Wooden Shoes with Spikes
Check out the spikes on these wooden boots! Many immigrants worked during the winter cutting logs and moving them by horse team to a river. As the ice melted in the spring, the logs would move down the river to the sawmill for processing.
Huge piles of logs (log jams) resulted, so lumberjacks, wearing these boots and using long pike poles, would ride on the log jam and try to dislodge the logs from the pile. This was very dangerous work.
The St. Croix Boom Site is a historic and scenic wayside on the St. Croix River in Stillwater Township – about 17 miles south of Scandia. It marks the location of a critical log boom where, from 1856 to 1914, timber from upriver was sorted and stored before being dispatched to sawmills downstream.
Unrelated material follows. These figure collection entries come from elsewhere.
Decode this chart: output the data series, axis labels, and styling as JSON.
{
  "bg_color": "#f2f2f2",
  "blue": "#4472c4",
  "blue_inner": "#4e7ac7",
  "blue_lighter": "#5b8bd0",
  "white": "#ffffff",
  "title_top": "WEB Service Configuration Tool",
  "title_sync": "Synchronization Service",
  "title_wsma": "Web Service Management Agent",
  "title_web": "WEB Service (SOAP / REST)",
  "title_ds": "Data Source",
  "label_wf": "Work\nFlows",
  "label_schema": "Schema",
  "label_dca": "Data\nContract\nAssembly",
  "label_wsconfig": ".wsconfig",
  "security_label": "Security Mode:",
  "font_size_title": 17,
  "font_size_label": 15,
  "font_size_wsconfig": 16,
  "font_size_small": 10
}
The St. Croix Log Boom used a series of booms (logs chained end-to-end across the river) to catch timber as it floated downstream. Workers called “boom rats” would wear spiked wooden shoes like the ones in Gammelgarden’s collection.
The workers moved among the booms on catwalks, noting the timber marks stamped on the incoming logs and sorting them into holding pens.
When they had gathered enough of one brand, the boom workers formed them into a timber raft, which a “fitting-up crew” would steer downstream to the correct mill. Some of the mills receiving the timber were as far south as St. Louis.